Notifications
Clear all

I am now an official Nikon repair technician!

5 Posts
4 Users
0 Reactions
4 Views
(@kevinfoshee)
Posts: 147
Registered
Topic starter
 

OK, so it not "official"; but, I did get my Nikon D-50 Topgun working again.

2 weeks ago on a Saturday, I was finishing an ALTA survey. I had tied everything I could with the GPS. Now it was time for the few items that could only be located by conventional total station. I broke out the old reliable (25+ yr old) Nikon. But, my wide-open, 150' distance couldn't be measured. I could hear it working like I was asking it to shot through heavy brush. It just wouldn't give me a distance. I was bummed. I love that gun.

At home later, I got brave and decided to open her up. I dismantled the top of the scope and began inspecting the circuit boards, looking for a loose wire or broken track. On the bottom of the first circuit board was a mirror. The mirror was a little foggy in spots; so, I cleaned it. Finding no other problems, I put everything back together.

It's been working perfectly since then. I felt like a genius; but, I know I just got lucky.

Anyone else ever get brave/desperate enough to open a total station?

 
Posted : 12/02/2015 7:12 am
(@cf-67)
Posts: 363
Registered
 

> Anyone else ever get brave/desperate enough to open a total station?

I haven't yet, but...I'm tempted to see if I could build a Bluetooth radio into a Leica 703, rather than using a cable and Bluetooth dongle. All the newer guns have built in Bluetooth and it's so much better

Of course it's probably a terrible idea...

 
Posted : 12/02/2015 7:46 am
(@lee-d)
Posts: 2382
Registered
 

LOL you're right, that is a terrible idea!!

 
Posted : 12/02/2015 8:11 am
(@cf-67)
Posts: 363
Registered
 

> LOL you're right, that is a terrible idea!!

Yes - quite high on the "I just ruined my gun" scale...but Bluetooth radios are so small!
I bet Jim Frame could do it...

 
Posted : 12/02/2015 8:31 am
(@jim-frame)
Posts: 7277
 

> I bet Jim Frame could do it...

I bet I could get a bluetooth radio *into* a gun, but I don't have any reasonable expectation that either the gun *or* the radio would work after I was finished. Especially after I have to break out the hammer.

I have a couple of Wild T2000 instruments. One of them works, the other had its backup battery fail, so all its stored settings were lost. Absent an expensive trip to a Leica shop, it's a parts gun, but I only paid about $200 for it, so that's okay.

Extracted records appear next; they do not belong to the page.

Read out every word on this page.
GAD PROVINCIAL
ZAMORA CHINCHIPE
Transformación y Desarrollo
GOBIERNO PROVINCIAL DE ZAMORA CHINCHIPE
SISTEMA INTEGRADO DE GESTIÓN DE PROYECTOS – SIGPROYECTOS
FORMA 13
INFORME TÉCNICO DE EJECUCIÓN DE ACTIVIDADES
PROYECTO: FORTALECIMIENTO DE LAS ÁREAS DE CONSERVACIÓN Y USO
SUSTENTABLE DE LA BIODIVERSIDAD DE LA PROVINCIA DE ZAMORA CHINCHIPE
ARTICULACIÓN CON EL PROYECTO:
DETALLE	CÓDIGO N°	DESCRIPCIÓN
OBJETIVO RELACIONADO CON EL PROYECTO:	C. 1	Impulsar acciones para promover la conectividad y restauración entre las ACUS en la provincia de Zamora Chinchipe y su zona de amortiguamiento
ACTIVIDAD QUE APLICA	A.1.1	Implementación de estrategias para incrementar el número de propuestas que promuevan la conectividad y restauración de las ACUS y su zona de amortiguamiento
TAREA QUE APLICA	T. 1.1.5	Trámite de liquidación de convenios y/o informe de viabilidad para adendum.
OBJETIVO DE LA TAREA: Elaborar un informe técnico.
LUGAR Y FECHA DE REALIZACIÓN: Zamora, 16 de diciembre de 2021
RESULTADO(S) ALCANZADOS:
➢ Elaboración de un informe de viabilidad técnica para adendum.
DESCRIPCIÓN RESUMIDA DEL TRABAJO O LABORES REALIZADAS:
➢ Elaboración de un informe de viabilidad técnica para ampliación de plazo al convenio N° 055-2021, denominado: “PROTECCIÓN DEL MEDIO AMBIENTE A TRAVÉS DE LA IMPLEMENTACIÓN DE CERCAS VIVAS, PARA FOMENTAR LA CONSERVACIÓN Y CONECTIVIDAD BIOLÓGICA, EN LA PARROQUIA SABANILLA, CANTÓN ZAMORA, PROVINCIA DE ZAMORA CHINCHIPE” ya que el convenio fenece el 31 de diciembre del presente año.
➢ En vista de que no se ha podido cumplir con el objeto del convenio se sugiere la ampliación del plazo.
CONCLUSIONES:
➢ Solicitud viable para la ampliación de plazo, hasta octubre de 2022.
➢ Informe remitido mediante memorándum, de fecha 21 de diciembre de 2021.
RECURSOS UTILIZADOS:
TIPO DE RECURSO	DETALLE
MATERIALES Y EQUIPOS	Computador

The parts gun has a dual display, the working gun only has one. I thought it'd be a snap to take the second display off the parts gun and put it on the working unit, so I began gingerly dismantling the parts gun in order to remove the second display. Not knowing my way around the instrument's insides, it was hard to suss out what had to be removed and in which order so that things wouldn't get mucked up.

After about an hour I decided to quit while I was ahead, without much progress to show for my time. I may yet tackle the job another day, but they cram so much delicate mechanical and electronic stuff into those instruments that disassembling them without guidance and training is not for the faint of heart.

With regard to misbehaving instruments, yesterday my TCRA1102 decided to rebel. I was chugging along productively on a topo when, without warning, it decided not to shoot in fast mode. I could shoot in standard mode, track mode and reflectorless mode, but not in fast mode, which is what I normally use for topo. I tried turning the gun on and off, and turning the data collector on and off. After several iterations of this I discovered that it would shoot in fast mode as long as I was at least 50 feet away. More powering up and down and varying the test distances, and suddenly it began operating normally again. No rhyme or reason to the hiccup that I could tell, but I lost about 20 minutes of my day and am now fretting that it's about to crap out on me.